My DS started primary school nursery age 3.5
Until that time I worked part time and my parents looked after him while I worked.
He has a lovely bond with them. It's hard because I am grateful and realise that there was money saved, it was convenient etc. However that said, whilst I just put up with the fact they fed him rubbish and let him have too much screen time, towards the end they really started to undermine my parenting. They disagreed with me about expectations of behaviour etc, and babied him an awful lot wanting to keep him in nappies, having a dummy, doing things for him that he could do himself, occasionally putting him down for a nap at 4pm so he was then awake half the night. Any perceived criticism was taken as a personal attack and it was quite difficult at times to try and navigate and muddle through. They found it extremely difficult to let go when he went to nursery- they have a high level of anti nursery sentiment and were very invested in DS.

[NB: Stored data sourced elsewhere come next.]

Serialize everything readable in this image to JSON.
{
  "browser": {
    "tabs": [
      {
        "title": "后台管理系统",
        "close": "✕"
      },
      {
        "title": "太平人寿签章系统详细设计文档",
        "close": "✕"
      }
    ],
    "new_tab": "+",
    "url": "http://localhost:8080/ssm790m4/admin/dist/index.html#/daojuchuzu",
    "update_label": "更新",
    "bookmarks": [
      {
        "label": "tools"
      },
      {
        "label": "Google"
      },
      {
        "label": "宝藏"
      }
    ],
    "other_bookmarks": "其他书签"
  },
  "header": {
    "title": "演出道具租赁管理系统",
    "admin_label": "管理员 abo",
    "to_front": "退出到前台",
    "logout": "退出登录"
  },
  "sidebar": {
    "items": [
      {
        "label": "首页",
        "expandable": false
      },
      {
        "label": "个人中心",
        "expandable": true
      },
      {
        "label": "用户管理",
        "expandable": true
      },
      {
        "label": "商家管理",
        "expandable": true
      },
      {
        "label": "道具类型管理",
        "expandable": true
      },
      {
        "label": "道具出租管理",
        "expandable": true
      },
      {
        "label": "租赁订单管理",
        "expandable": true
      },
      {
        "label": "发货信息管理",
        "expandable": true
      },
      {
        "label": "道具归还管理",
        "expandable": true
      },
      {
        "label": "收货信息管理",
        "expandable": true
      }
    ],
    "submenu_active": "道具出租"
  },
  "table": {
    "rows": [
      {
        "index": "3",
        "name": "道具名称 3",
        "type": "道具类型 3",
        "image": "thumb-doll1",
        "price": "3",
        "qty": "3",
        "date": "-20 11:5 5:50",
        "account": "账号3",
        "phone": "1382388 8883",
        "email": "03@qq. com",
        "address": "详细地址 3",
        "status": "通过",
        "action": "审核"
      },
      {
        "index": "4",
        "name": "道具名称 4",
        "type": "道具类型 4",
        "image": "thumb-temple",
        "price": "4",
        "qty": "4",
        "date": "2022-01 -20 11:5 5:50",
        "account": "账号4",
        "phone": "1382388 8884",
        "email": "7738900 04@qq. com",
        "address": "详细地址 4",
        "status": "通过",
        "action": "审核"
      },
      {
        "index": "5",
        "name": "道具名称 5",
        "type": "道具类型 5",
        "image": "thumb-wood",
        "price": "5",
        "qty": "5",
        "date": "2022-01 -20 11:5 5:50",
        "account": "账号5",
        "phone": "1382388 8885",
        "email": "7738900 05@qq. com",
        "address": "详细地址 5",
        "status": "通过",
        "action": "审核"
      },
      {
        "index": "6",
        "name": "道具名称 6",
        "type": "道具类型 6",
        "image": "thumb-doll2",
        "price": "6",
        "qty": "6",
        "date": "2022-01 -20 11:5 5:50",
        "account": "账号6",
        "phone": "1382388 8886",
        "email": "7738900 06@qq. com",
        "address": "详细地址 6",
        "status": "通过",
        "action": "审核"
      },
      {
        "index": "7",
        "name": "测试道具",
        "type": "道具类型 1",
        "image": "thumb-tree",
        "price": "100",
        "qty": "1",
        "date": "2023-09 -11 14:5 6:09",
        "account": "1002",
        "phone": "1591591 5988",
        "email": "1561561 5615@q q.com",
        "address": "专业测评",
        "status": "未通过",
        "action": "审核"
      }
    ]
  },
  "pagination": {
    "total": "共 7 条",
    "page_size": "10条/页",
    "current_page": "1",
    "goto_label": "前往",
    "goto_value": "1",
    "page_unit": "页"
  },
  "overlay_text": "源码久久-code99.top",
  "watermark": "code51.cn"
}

They are happy now I am due to have a DD, as they will have another grandchild to look after. However, I have an opportunity to change my job on return from mat leave to more responsibility, more money, more hours, and I want to take it. However this would mean using nursery- or else my parents would have her half the week! I know they will want the latter and are going to be very difficult about my plan of them only having her one day a week. I feel this will be more tolerable for me as then they will have less influence overall and I can relax a bit more about things without having to try negotiate or deal with the fall out. However, I do feel guilty about then putting her in childcare at a young age compared to my son- 15 months compared to 3.5 years, and wonder if nursery will being it's own set of problems. I worry that I'm robbing her of the same love and devotion of grandparents. I question myself and if I should just decline the job opportunity! I'd welcome any thoughts as I'm going around in circles.
AIBU to treat my daughters childcare arrangements differently to my son?